Como era de esperar, a padronização do horário de funcionamento das varas e dos tribunais provocou revolta nas Justiças estaduais. Nas notas de protesto que vem publicando em seu site, a Federação Nacional dos Servidores do Judiciário nos Estados afirma que "a Lei Áurea foi revogada há tempos", acusa o CNJ de "converter pessoas em marionetes" e de violar "conquistas da categoria" e promete "parar o Judiciário" como protesto.
Já os presidentes de Tribunais de Justiça alegam que, em muitos Estados, a jornada de 6 horas foi instituída por lei aprovada pelas Assembleias Legislativas, motivo pelo qual a decisão do CNJ violaria o princípio federativo e a autonomia do Judiciário. Eles também afirmam que a imposição da jornada de 8 horas vai exigir mais contratações, aumentando os gastos com pessoal. O protesto mais extravagante foi do presidente do Colégio Permanente dos Tribunais de Justiça, desembargador Marcus Faver. Segundo ele, no Norte e no Nordeste o calor impediria os serventuários de trabalhar entre as 12 e as 15 horas - apesar de a maioria dos tribunais ter ar-condicionado.

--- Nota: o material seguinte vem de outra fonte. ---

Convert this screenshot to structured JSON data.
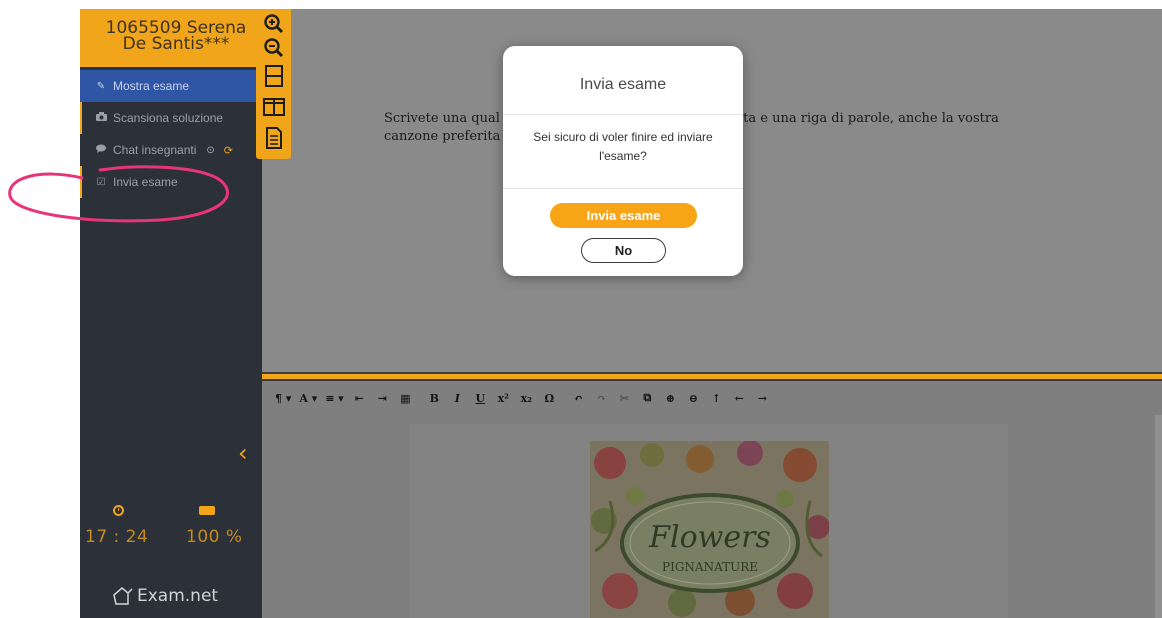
{
  "sidebar": {
    "student_name": "1065509 Serena De Santis***",
    "items": [
      {
        "label": "Mostra esame",
        "icon": "edit-icon"
      },
      {
        "label": "Scansiona soluzione",
        "icon": "camera-icon"
      },
      {
        "label": "Chat insegnanti",
        "icon": "chat-icon"
      },
      {
        "label": "Invia esame",
        "icon": "checkbox-icon"
      }
    ],
    "time": "17 : 24",
    "battery": "100 %",
    "logo_text": "Exam.net"
  },
  "document": {
    "line1": "Scrivete una qual                                                         ata e una riga di parole, anche la vostra",
    "line2": "canzone preferita"
  },
  "image": {
    "caption_main": "Flowers",
    "caption_sub": "PIGNANATURE"
  },
  "editor_toolbar": {
    "items": [
      "¶ ▾",
      "A ▾",
      "≡ ▾",
      "⇤",
      "⇥",
      "▦",
      "B",
      "I",
      "U",
      "x²",
      "x₂",
      "Ω",
      "↶",
      "↷",
      "✂",
      "⧉",
      "⊕",
      "⊖",
      "↑",
      "←",
      "→"
    ]
  },
  "modal": {
    "title": "Invia esame",
    "message": "Sei sicuro di voler finire ed inviare l'esame?",
    "confirm_label": "Invia esame",
    "cancel_label": "No"
  },
  "colors": {
    "accent": "#f1a51a",
    "sidebar_bg": "#2c3038",
    "active_item": "#2f56a4",
    "annotation": "#e8357a"
  }
}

"Eles têm o costume de fazer a sesta (...). É um costume tradicional nessas regiões e que tem suas razões de ser (...). É um risco você desrespeitar as tradições locais", disse Faver, em entrevista concedida ao jornal O Globo. Ele foi apoiado pelo presidente do Tribunal de Justiça do Rio de Janeiro. Para o desembargador Manoel Rebelo dos Santos, da mesma forma como "não há jogo de futebol ao meio-dia em alguns Estados, por causa do calor", não deveria haver expediente judicial nesse horário. "Temos de levar em conta a temperatura", afirmou.
Esses argumentos mostram que o CNJ terá de se esforçar muito para acabar com privilégios que, de tão entranhados que estão nos hábitos de certos setores, são considerados direitos líquidos e certos.